You are viewing a plain text version of this content. The canonical link for it is here.

Posted to fop-users@xmlgraphics.apache.org by Ted Young <ty...@ncoastsoft.com> on 2008/05/18 06:10:02 UTC

Making a Large Dictionary

Greetings to the list,

 

I am using FOP version 0 .94 under Java 1.6 update 6.

 

I am using FOP to create a PDF dictionary from a source XML file.  There are
only 12,000 entries in this dictionary.  The tricky bit is that the words
being defined are in Ancient Egyptian Hieroglyphs.  Each word (or phrase) is
stored in SVG format.  So ultimately my FO document contains 12,000
instream-foreign-object tags each containing SVG.  This configuration alone
taxes the 1 GB memory limit I am able to give to my virtual machine (a known
issue with running Java under Windows).

 

Each dictionary entry would like to contain zero or more alternative words
and phrases (think thesaurus).  This increases the number of
instream-foreign-object tags containing SVG to the order of 30,000 or
40,000.  Even breaking this up into individual chapters I have a very hard
time rendering these documents.  They consume vast amounts of memory and
bring my system to a halt even under Linux.

 

So I was wondering if anyone had any suggestions on how I could optimize my
FO document and use of SVG.  Since all of the "see also" words and phrases
can be found elsewhere in my document is there a way to generate a PDF-layer
reference to content located at another part of a document? I am thinking of
something analogous to symbols in Flash; a way of having FOP render the SVG
word or phrase once and have it instruct the PDF to reuse that content in
many locations.

 

Converting these to images is less than ideal since ancient Egyptian
hieroglyphs contain a lot of fine detail that would be lost or blurred if
rasterized.  One of my main reasons for choosing this approach was that I
knew FOP would preserve the hieroglyphs in vector format.

 

For what it is worth without the SVG content FOP runs fantastically.  So
this seems to be due to the sheer volume of vector data added to the
rendering process by the inclusion of all of these SVG elements.

 

Since this is my first time ever mailing and FOP related mailing list when
they take this opportunity to say that I have been using FOP for over seven
years now and have enjoyed every minute of it.  This is a fantastic product
and I think the improvements in this new branch in performance and API are
nothing less than spectacular!  Thank you to everyone contributing to this
project.

 

Ted young

Re: Making a Large Dictionary

Posted by "J.Pietschmann" <j3...@yahoo.de>.

Andreas Delmelle wrote:
> I'm not 100% certain, but I think using i-f-o currently means that
> inserting the same SVG 1000 times would lead to 1000 separate SVG DOMs
> as foreign nodes in the FO tree (?)

I think so. The advantage is that these should be reclaimed once the
page sequence ends, while the SVG used by external-graphics persists
in the image cache.
Therefore: If it is possible to break up the document in many small
page sequences (without cross references), and processing time is
not much of a concern, then using inline-foreign-object should be
an advantage, otherwise external-graphics is probably better.

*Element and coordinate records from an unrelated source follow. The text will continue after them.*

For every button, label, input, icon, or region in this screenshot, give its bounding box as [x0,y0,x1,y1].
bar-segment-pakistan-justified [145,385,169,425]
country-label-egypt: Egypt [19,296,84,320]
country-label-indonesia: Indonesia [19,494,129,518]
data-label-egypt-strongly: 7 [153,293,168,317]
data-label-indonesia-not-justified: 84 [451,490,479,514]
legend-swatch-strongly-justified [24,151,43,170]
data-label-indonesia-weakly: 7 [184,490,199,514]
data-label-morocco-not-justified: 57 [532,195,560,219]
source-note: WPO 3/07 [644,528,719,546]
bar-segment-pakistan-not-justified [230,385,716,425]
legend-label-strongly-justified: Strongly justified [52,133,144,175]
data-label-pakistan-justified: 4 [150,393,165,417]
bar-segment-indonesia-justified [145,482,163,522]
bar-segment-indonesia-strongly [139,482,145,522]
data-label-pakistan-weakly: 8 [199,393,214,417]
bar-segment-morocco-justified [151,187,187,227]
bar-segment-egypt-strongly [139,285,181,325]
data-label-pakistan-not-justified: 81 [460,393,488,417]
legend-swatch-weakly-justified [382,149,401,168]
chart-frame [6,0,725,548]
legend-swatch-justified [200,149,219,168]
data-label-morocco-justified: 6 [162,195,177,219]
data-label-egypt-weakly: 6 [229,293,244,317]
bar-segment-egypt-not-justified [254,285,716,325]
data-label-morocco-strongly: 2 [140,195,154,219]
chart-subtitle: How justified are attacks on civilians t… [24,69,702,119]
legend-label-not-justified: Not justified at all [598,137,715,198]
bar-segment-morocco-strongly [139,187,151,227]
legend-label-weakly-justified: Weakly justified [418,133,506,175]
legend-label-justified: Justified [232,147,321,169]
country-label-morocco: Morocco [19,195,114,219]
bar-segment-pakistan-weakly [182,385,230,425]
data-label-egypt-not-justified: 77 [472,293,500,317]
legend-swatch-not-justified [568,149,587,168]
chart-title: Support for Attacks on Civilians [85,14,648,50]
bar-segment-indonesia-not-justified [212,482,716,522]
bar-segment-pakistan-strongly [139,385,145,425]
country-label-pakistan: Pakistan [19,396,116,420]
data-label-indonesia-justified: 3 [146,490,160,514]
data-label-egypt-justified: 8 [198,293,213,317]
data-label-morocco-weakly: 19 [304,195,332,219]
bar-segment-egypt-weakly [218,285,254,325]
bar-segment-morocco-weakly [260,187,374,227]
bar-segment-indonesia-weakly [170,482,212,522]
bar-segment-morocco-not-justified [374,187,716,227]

In any case, I'm always amazed by the applications people find
for XSLFO in general and FOP in particular.

J.Pietschmann

---------------------------------------------------------------------
To unsubscribe, e-mail: fop-users-unsubscribe@xmlgraphics.apache.org
For additional commands, e-mail: fop-users-help@xmlgraphics.apache.org

Re: Making a Large Dictionary

Posted by Vincent Hennebert <vi...@anyware-tech.com>.

Hi Ted,

Thanks for your warm feedback :-) This is great to know that FOP is
successfully used in big real-life projects. You might want to add an
entry to the SuccessStories wiki page:
http://wiki.apache.org/xmlgraphics-fop/SuccessStories
Or simply add a link to your own webspace where you would document your
process.

Thanks again,
Vincent


Ted Young wrote:
> Thank you to all who have replied.  The answer by Andreas Delmelle was right
> on!  I switched over to using external-graphic and not only can I render
> within my 1 GB memory limit, my PDF files seem to display faster.
>
> Today I was thinking that if this worked, it would be neat to be able to use
> the same technique to embed PDF data; effectively creating content which can
> be efficiently repeated throughout the document.  That is when I came home
> to find Peter Coppens's email regarding his extension to do just that:
>
> http://www.jeremias-maerki.ch/development/fop/
>
> You seem to be on the right track my friend.
>
> And finally to Mr. Pietschmann's statement:
>
>> In any case, I'm always amazed by the applications people find
>> for XSLFO in general and FOP in particular.
>
> Oh yeah!  This is a fantastic tool and anyone with a little programming
> experience and a little imagination can really go to town.
>
> I once had to generate API documentation for a large system of code (many
> languages) that was documented by several developers (it took 5.5 man-years
> to document).  I took their documentation, plus some software analysis
> tools, graphviz, and FOP and ended up with over 5,000 pages of documentation
> (which the customer required to be printed).
>
> I love the fact that I can take a Java object modal, and use JAX-B to
> serialize it to XML, which is then forwarded to an XSLT transformer which
> converts it into XSLFO, which is rendered to PDF by FOP.  And all of this is
> done entirely in SAX!!!  Using the Collection and Iterator interfaces, one
> can load large datasets into JAX-B lazily.  So, at no point in time is the
> entire dataset (in any format) ever in memory.  And all in only in a dozen
> lines of code!!!
>
> Adding in the Ancient Egyptian is a synch with the JSesh library that
> converts MDC (a standard transcription system for AE hieroglyphs) to SVG.
>
> The only difficult part was taking the source of the dictionary which laid
> out the hieroglyphs using absolute coordinates and converting that to MDC
> (which doesn't use coordinates at all, but rather logical associations
> between glyphs; such as A is on top of B, etc.).  This required the
> development of a layout analysis engine, which will need some more tweaking
> apparently.
>
> Anyway, when I put the dictionary online I hope to document the whole
> process (including code) when I get done with this (this is all
> open-source/free-to-abuse stuff).  I think there are some really good FOP
> tutorials in this.
>
> Ted

-- 
Vincent Hennebert                            Anyware Technologies
http://people.apache.org/~vhennebert         http://www.anyware-tech.com
Apache FOP Committer                         FOP Development/Consulting

---------------------------------------------------------------------
To unsubscribe, e-mail: fop-users-unsubscribe@xmlgraphics.apache.org
For additional commands, e-mail: fop-users-help@xmlgraphics.apache.org

RE: Making a Large Dictionary

Posted by Ted Young <ty...@tx.rr.com>.

Thank you to all who have replied.  The answer by Andreas Delmelle was right
on!  I switched over to using external-graphic and not only can I render
within my 1 GB memory limit, my PDF files seem to display faster.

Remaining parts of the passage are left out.